Por outro lado, o mesmo vespertino, refere-se à presença de militantes radicais Black blocs, num 1° de maio sob alta tensão social para o governo. O executivo receia que coletes amarelos e radicais dos Black Blocs afluam aos desfiles sindicais por ocasião da Festa dos trabalhadores. 

Também la CROIX, destaca as manifestações do 1° de maio reúnem coletes amarelos e sindicatos, como CGT, CFDT, Força Operária, este ano durante a festa do trabalho sob alta tensão. Em Paris houve confrontos entre os Black blocs e forças da ordem. CGT denunciou uma repressão sem precedentes e sem discernimento, ao mesmo tempo que condenava cenas de violência em Paris.

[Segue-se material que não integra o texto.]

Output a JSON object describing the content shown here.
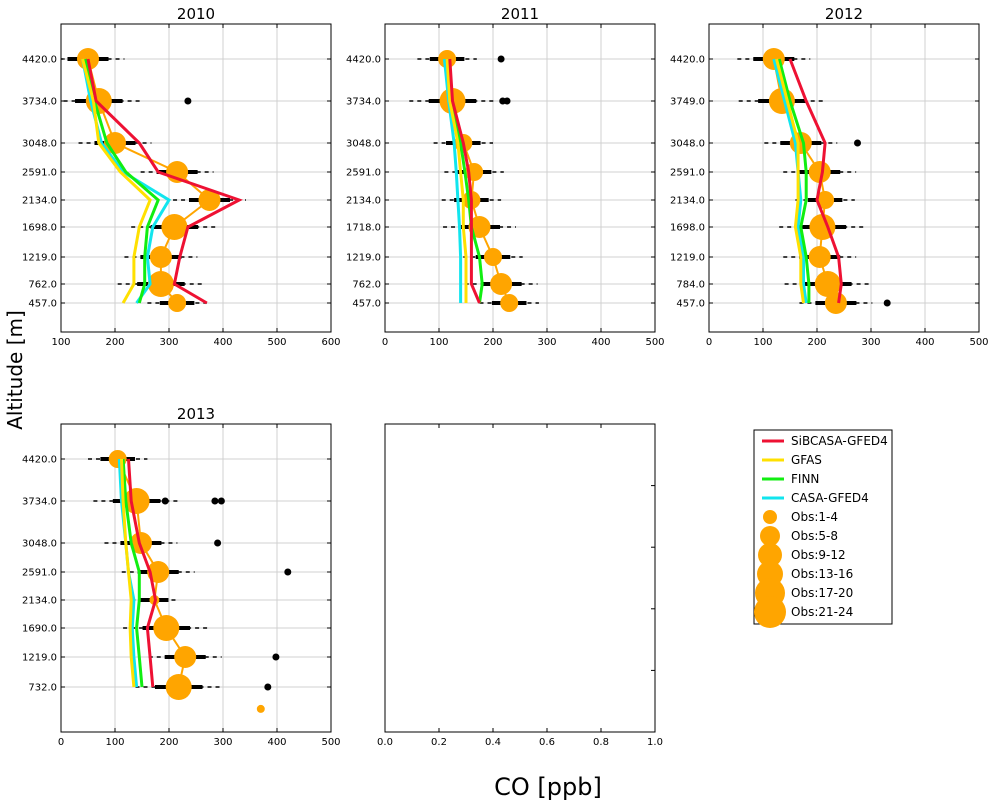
{
  "figure": {
    "ylabel": "Altitude [m]",
    "xlabel": "CO [ppb]"
  },
  "colors": {
    "SiBCASA-GFED4": "#ee1133",
    "GFAS": "#ffe000",
    "FINN": "#11ee11",
    "CASA-GFED4": "#11e5ee",
    "obs": "#ffa500",
    "axis": "#000000",
    "grid": "#d0d0d0"
  },
  "legend": {
    "model_entries": [
      "SiBCASA-GFED4",
      "GFAS",
      "FINN",
      "CASA-GFED4"
    ],
    "obs_entries": [
      "Obs:1-4",
      "Obs:5-8",
      "Obs:9-12",
      "Obs:13-16",
      "Obs:17-20",
      "Obs:21-24"
    ]
  },
  "chart_data": [
    {
      "type": "line",
      "title": "2010",
      "xlim": [
        100,
        600
      ],
      "xticks": [
        100,
        200,
        300,
        400,
        500,
        600
      ],
      "altitudes": [
        "4420.0",
        "3734.0",
        "3048.0",
        "2591.0",
        "2134.0",
        "1698.0",
        "1219.0",
        "762.0",
        "457.0"
      ],
      "series": [
        {
          "name": "SiBCASA-GFED4",
          "values": [
            150,
            165,
            245,
            280,
            430,
            335,
            320,
            310,
            370
          ]
        },
        {
          "name": "GFAS",
          "values": [
            140,
            160,
            170,
            210,
            265,
            245,
            235,
            235,
            215
          ]
        },
        {
          "name": "FINN",
          "values": [
            145,
            162,
            185,
            220,
            280,
            260,
            255,
            255,
            245
          ]
        },
        {
          "name": "CASA-GFED4",
          "values": [
            140,
            155,
            175,
            215,
            300,
            270,
            260,
            265,
            240
          ]
        }
      ],
      "obs": {
        "values": [
          150,
          170,
          200,
          315,
          375,
          310,
          285,
          285,
          315
        ],
        "sizes": [
          3,
          4,
          3,
          3,
          3,
          4,
          3,
          4,
          2
        ]
      },
      "outliers": [
        {
          "x": 335,
          "alt": "3734.0"
        }
      ]
    },
    {
      "type": "line",
      "title": "2011",
      "xlim": [
        0,
        500
      ],
      "xticks": [
        0,
        100,
        200,
        300,
        400,
        500
      ],
      "altitudes": [
        "4420.0",
        "3734.0",
        "3048.0",
        "2591.0",
        "2134.0",
        "1718.0",
        "1219.0",
        "762.0",
        "457.0"
      ],
      "series": [
        {
          "name": "SiBCASA-GFED4",
          "values": [
            120,
            125,
            145,
            155,
            160,
            160,
            160,
            160,
            175
          ]
        },
        {
          "name": "GFAS",
          "values": [
            115,
            120,
            135,
            140,
            145,
            145,
            150,
            150,
            150
          ]
        },
        {
          "name": "FINN",
          "values": [
            115,
            122,
            140,
            148,
            155,
            160,
            175,
            180,
            175
          ]
        },
        {
          "name": "CASA-GFED4",
          "values": [
            110,
            118,
            128,
            132,
            135,
            138,
            140,
            140,
            140
          ]
        }
      ],
      "obs": {
        "values": [
          115,
          125,
          145,
          165,
          160,
          175,
          200,
          215,
          230
        ],
        "sizes": [
          2,
          4,
          2,
          2,
          2,
          3,
          2,
          3,
          2
        ]
      },
      "outliers": [
        {
          "x": 215,
          "alt": "4420.0"
        },
        {
          "x": 218,
          "alt": "3734.0"
        },
        {
          "x": 226,
          "alt": "3734.0"
        }
      ]
    },
    {
      "type": "line",
      "title": "2012",
      "xlim": [
        0,
        500
      ],
      "xticks": [
        0,
        100,
        200,
        300,
        400,
        500
      ],
      "altitudes": [
        "4420.0",
        "3749.0",
        "3048.0",
        "2591.0",
        "2134.0",
        "1698.0",
        "1219.0",
        "784.0",
        "457.0"
      ],
      "series": [
        {
          "name": "SiBCASA-GFED4",
          "values": [
            150,
            180,
            215,
            210,
            200,
            220,
            240,
            245,
            240
          ]
        },
        {
          "name": "GFAS",
          "values": [
            125,
            145,
            165,
            165,
            165,
            160,
            170,
            170,
            175
          ]
        },
        {
          "name": "FINN",
          "values": [
            130,
            150,
            175,
            180,
            180,
            170,
            180,
            185,
            185
          ]
        },
        {
          "name": "CASA-GFED4",
          "values": [
            120,
            140,
            160,
            165,
            170,
            165,
            175,
            175,
            180
          ]
        }
      ],
      "obs": {
        "values": [
          120,
          135,
          170,
          205,
          215,
          210,
          205,
          220,
          235
        ],
        "sizes": [
          3,
          4,
          3,
          3,
          2,
          4,
          3,
          4,
          3
        ]
      },
      "outliers": [
        {
          "x": 275,
          "alt": "3048.0"
        },
        {
          "x": 330,
          "alt": "457.0"
        }
      ]
    },
    {
      "type": "line",
      "title": "2013",
      "xlim": [
        0,
        500
      ],
      "xticks": [
        0,
        100,
        200,
        300,
        400,
        500
      ],
      "altitudes": [
        "4420.0",
        "3734.0",
        "3048.0",
        "2591.0",
        "2134.0",
        "1690.0",
        "1219.0",
        "732.0"
      ],
      "series": [
        {
          "name": "SiBCASA-GFED4",
          "values": [
            125,
            130,
            145,
            165,
            175,
            160,
            165,
            170
          ]
        },
        {
          "name": "GFAS",
          "values": [
            112,
            115,
            120,
            125,
            130,
            128,
            130,
            135
          ]
        },
        {
          "name": "FINN",
          "values": [
            115,
            120,
            130,
            145,
            145,
            140,
            145,
            150
          ]
        },
        {
          "name": "CASA-GFED4",
          "values": [
            108,
            112,
            120,
            125,
            135,
            132,
            135,
            140
          ]
        }
      ],
      "obs": {
        "values": [
          105,
          140,
          148,
          180,
          173,
          195,
          230,
          218
        ],
        "sizes": [
          2,
          4,
          3,
          3,
          1,
          4,
          3,
          4
        ]
      },
      "outliers": [
        {
          "x": 193,
          "alt": "3734.0"
        },
        {
          "x": 285,
          "alt": "3734.0"
        },
        {
          "x": 297,
          "alt": "3734.0"
        },
        {
          "x": 290,
          "alt": "3048.0"
        },
        {
          "x": 420,
          "alt": "2591.0"
        },
        {
          "x": 398,
          "alt": "1219.0"
        },
        {
          "x": 383,
          "alt": "732.0"
        }
      ],
      "stray_obs": [
        {
          "x": 370,
          "yfrac": 0.925
        }
      ]
    },
    {
      "type": "line",
      "title": "",
      "empty": true,
      "xlim": [
        0,
        1
      ],
      "xticks": [
        "0.0",
        "0.2",
        "0.4",
        "0.6",
        "0.8",
        "1.0"
      ]
    }
  ]
}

L'HUMANITÉ, titula, um 1° de maio e muita mobilização. Sindicatos, coletes amarelos, defensores do clima, partidos políticos e cidadãos vão estar hoje em treino de aquecimento antes de 2 meses de manifestações non-stop.

Não haverá clima de paz social e os desfiles deste 1° de maio anunciam o primeiro encontro de mobilização depois da conferência de imprensa do Presidente da República. Os coletes amarelos devem inaugurar uma nova fase de contestação social, a de retaliação à pseudo mudança de imagem da política de Macron. Não há nada nos anúncios de Macron, sublinha, CGT ao jornal, L'HUMANITÉ. 

LIBÉRATION, por seu lado, escreve que esta festa dos trabalhadores é potencialmente explosiva, com manifestações sindicais e dos coletes amarelos em toda a França. Segundo o ministro do Interior, Christopher Castaner, eram esperados 1000 a 2000 activistas radicais em Paris, onde foram igualmente mobilizados 7400 forças da polícia e da segurança.  

Por seu lado, LE FIGARO, pergunta, se se pode proíbir manifestações dos Black Blocs? É uma questão recorrente. Numa altura em que o clima social nunca foi tão explosivo em França, o deputado dos Republicanos, Éric Ciotti, lamentou, numa entrevista na televisão France 2, que grupúsculos de extrema esquerda, nomeadamente, os Black Blocs, não sejam proíbidos de manifestar.

 

Mudando de assunto, na actualidade internacional, LE FIGARO, dá relevo à Venezuela, com a Maduro a dizer neutralizou um golpe, enquanto Guaidó, apela a manifestações. O presidente venezuelano, Maduro, afirmou que escaramuças golpistas de soldados que se aliaram a Juan Guaidó foram controladas e eliminadas anunciando que os responsáveis vão ser incriminados penalmente, nota LE FIGARO. 

 

Também LE MONDE, se refere a Venezuela, onde decorre um 1° de maio sob tensão um dia depois duma tentativa de golpe de Estado. O opositor Juan Guaidó, que tinha anunciado ontem ter recebido apoio de militares, apelou a manifestações neste 1° de maio para forçar o Presidente Maduro a abandonar o poder. 

 

Enfim, sobre a África, o mesmo vespetino, dá relevo a Marrocos, país mais desigualitário do norte do continente africano. Educação, saúde, mercado de trabalho... a ONG, OXFAM, traça um quadro implacável das desigualdades de riqueza no seio do Reino e defende uma fiscalidade mais justa, mas saúda a sua taxa de crescimento e a sua abertura ao turismo e a investidores estrangeiros.